Sonntag, 28. April 2013

Es muß demokratisch aussehen

Immer wieder geistert ein angebliches Zitat von Walter Ulbricht aus dem Jahr 1945 durch die Medien und Diskussionen:

»Es muß demokratisch aussehen, aber wir müssen alles in der Hand haben!«

Naheliegend sollte zu erst geprüft werden sollte, inwieweit obiges überhaupt ein Zitat ist: "Überliefert" hat diesen Satz Wolfgang Leonhard, der sich 1949 als Dozent an der Parteihochschule sich "KPD/SED-kritisch" mit "Tito" solidarisierte und dann nach Jugoslawien "flüchtete". Im Jahr 1955 erschien der Spruch erstmals in sein Werk "Die Revolution entlässt ihre Kinder". Seine politische und sonstige Heimat fand Leonhard als "Ostexperte" im Westen.

Herr Leonhard hat naheliegend kein Schriftstück vorgelegt, nachdem der Spruch nachweislich von Ulbricht stammt. Die Möglichkeit, das der Renegat 10 Jahre später das aufgeschrieben hat, was seine neuen Geldgeber von ihm hören wollten, liegt zumindest nahe. Im Jahr 2006 durfte ich nun Leonhard bei Maischberger bewundern und da klang das irgendwie so, als ob dieser Satz nicht direkt aus dem Munde Ulbrichts geflossen sei, sondern die Zusammenfassung der damaligen Politik durch Leonhard selbst war.

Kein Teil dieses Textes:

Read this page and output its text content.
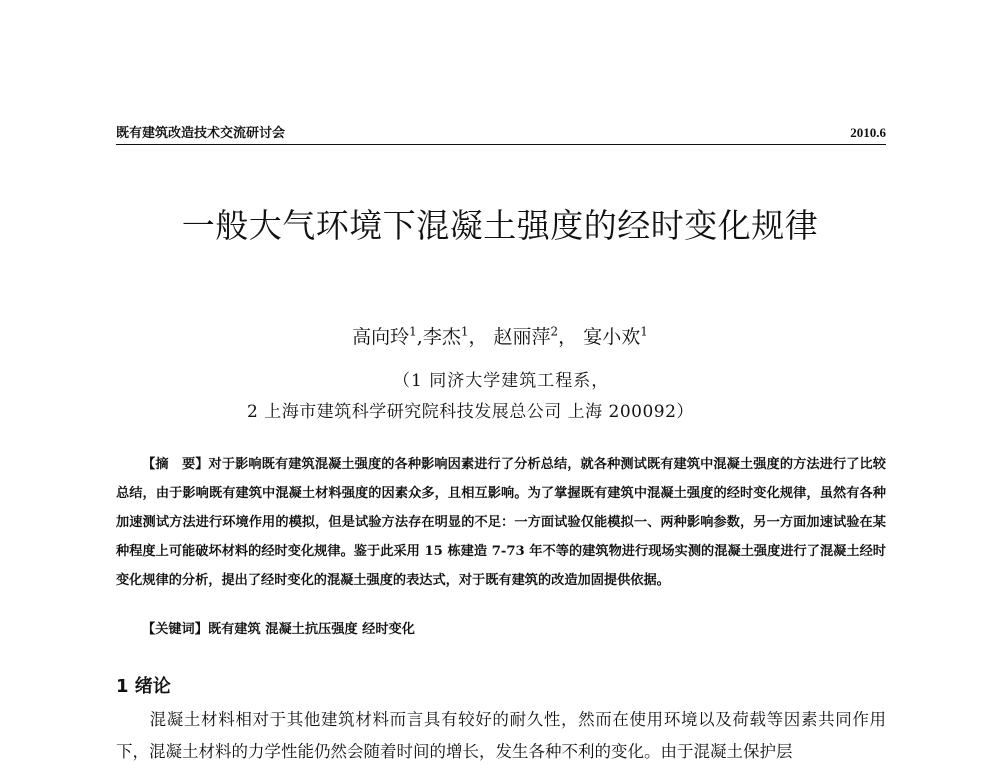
既有建筑改造技术交流研讨会	2010.6
一般大气环境下混凝土强度的经时变化规律
高向玲$^1$,李杰$^1$， 赵丽萍$^2$， 宴小欢$^1$
（1 同济大学建筑工程系，
2 上海市建筑科学研究院科技发展总公司 上海 200092）
【摘　要】对于影响既有建筑混凝土强度的各种影响因素进行了分析总结，就各种测试既有建筑中混凝土强度的方法进行了比较总结，由于影响既有建筑中混凝土材料强度的因素众多，且相互影响。为了掌握既有建筑中混凝土强度的经时变化规律，虽然有各种加速测试方法进行环境作用的模拟，但是试验方法存在明显的不足：一方面试验仅能模拟一、两种影响参数，另一方面加速试验在某种程度上可能破坏材料的经时变化规律。鉴于此采用 15 栋建造 7-73 年不等的建筑物进行现场实测的混凝土强度进行了混凝土经时变化规律的分析，提出了经时变化的混凝土强度的表达式，对于既有建筑的改造加固提供依据。
【关键词】既有建筑 混凝土抗压强度 经时变化
1 绪论
混凝土材料相对于其他建筑材料而言具有较好的耐久性，然而在使用环境以及荷载等因素共同作用下，混凝土材料的力学性能仍然会随着时间的增长，发生各种不利的变化。由于混凝土保护层
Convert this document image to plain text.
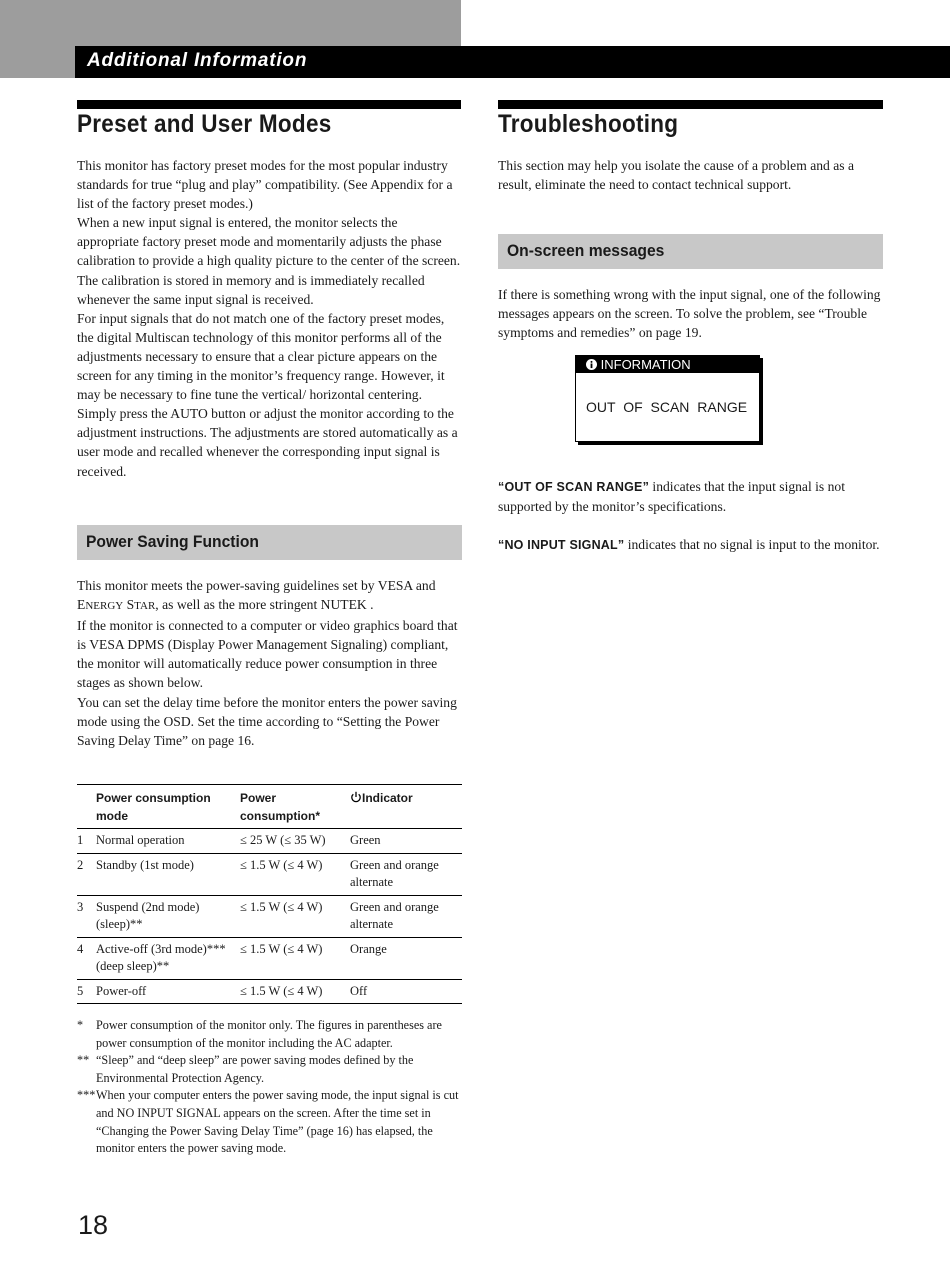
Additional Information
Preset and User Modes

This monitor has factory preset modes for the most popular industry standards for true “plug and play” compatibility. (See Appendix for a list of the factory preset modes.)

When a new input signal is entered, the monitor selects the appropriate factory preset mode and momentarily adjusts the phase calibration to provide a high quality picture to the center of the screen. The calibration is stored in memory and is immediately recalled whenever the same input signal is received.

For input signals that do not match one of the factory preset modes, the digital Multiscan technology of this monitor performs all of the adjustments necessary to ensure that a clear picture appears on the screen for any timing in the monitor’s frequency range. However, it may be necessary to fine tune the vertical/ horizontal centering. Simply press the AUTO button or adjust the monitor according to the adjustment instructions. The adjustments are stored automatically as a user mode and recalled whenever the corresponding input signal is received.

Power Saving Function

This monitor meets the power-saving guidelines set by VESA and ENERGY STAR, as well as the more stringent NUTEK .

If the monitor is connected to a computer or video graphics board that is VESA DPMS (Display Power Management Signaling) compliant, the monitor will automatically reduce power consumption in three stages as shown below.

You can set the delay time before the monitor enters the power saving mode using the OSD. Set the time according to “Setting the Power Saving Delay Time” on page 16.

	Power consumption mode	Power consumption*	Indicator
1	Normal operation	≤ 25 W (≤ 35 W)	Green
2	Standby (1st mode)	≤ 1.5 W (≤ 4 W)	Green and orange alternate
3	Suspend (2nd mode) (sleep)**	≤ 1.5 W (≤ 4 W)	Green and orange alternate
4	Active-off (3rd mode)*** (deep sleep)**	≤ 1.5 W (≤ 4 W)	Orange
5	Power-off	≤ 1.5 W (≤ 4 W)	Off
*	Power consumption of the monitor only. The figures in parentheses are power consumption of the monitor including the AC adapter.
** “Sleep” and “deep sleep” are power saving modes defined by the Environmental Protection Agency.
*** When your computer enters the power saving mode, the input signal is cut and NO INPUT SIGNAL appears on the screen. After the time set in “Changing the Power Saving Delay Time” (page 16) has elapsed, the monitor enters the power saving mode.
Troubleshooting
This section may help you isolate the cause of a problem and as a result, eliminate the need to contact technical support.
On-screen messages
If there is something wrong with the input signal, one of the following messages appears on the screen. To solve the problem, see “Trouble symptoms and remedies” on page 19.
INFORMATION
OUT OF SCAN RANGE
“OUT OF SCAN RANGE” indicates that the input signal is not supported by the monitor’s specifications.
“NO INPUT SIGNAL” indicates that no signal is input to the monitor.
18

Der "Witz" daran ist, da die sowjetische Besatzungsmacht unmittelbar nach Kriegsende tatsächlich gezielt mehrheitlich Nichtkommunisten in die neue deutsche Verwaltung setzte, damit die Westalliierten ihr nicht "undemokratisches Verhalten vorhalten" kann. Auf Seite 406 der Reclam-Ausgabe (Leipzig 1990) von "Die Revolution entlässt ihre Kinder" lautet der Abschnitt daher auch:

»Über Ulbrichts Direktiven wurde noch hin und her diskutiert; vor allem über die Frage, wie man plötzlich soviel Bürgerliche und nun auch noch Geistliche finden sollte. Aber etwa nach einer halben Stunde brach Ulbricht die Diskussion ab. Im klassischen Sächsisch gab er uns die letzte abschließende Direktive: "Es ist doch ganz klar: Es muß demokratisch aussehen, aber wir müssen alles in der Hand haben."«

Daß die Siegermacht (und die wenigen Kommunisten), also "wir", alles in der Hand behalten wollte (im Frühjahr 1945!) wäre allerdings nachvollziehbar. Insoweit hätte Walter Ulbricht lediglich die Direktiven der sowjetischen Besatzungsmacht gegenüber seinen eigenen Genossen begründet.

So ist bei Victor Klemperer schön nachzulesen, daß diese Vorgehensweise für sehr viel Unmut bei den Nazi-Opfern auslöste, da zu diesem Zeitpunkt "irgendwelche" Bürgerliche und Pfaffen, die sich in den "1.000 Jahren" brav geduckt und mitgemacht hatten, den überlebenden Kommunisten und Juden beim Neuaufbau der Verwaltungen vorgezogen wurden. Mit Beginn des Kalten Krieges änderte sich das, aber bis dahin fiel bspw. Klemperer die KPD-Mitgliedschaft (seit Dezember 1945) insoweit negativ "auf die Füße".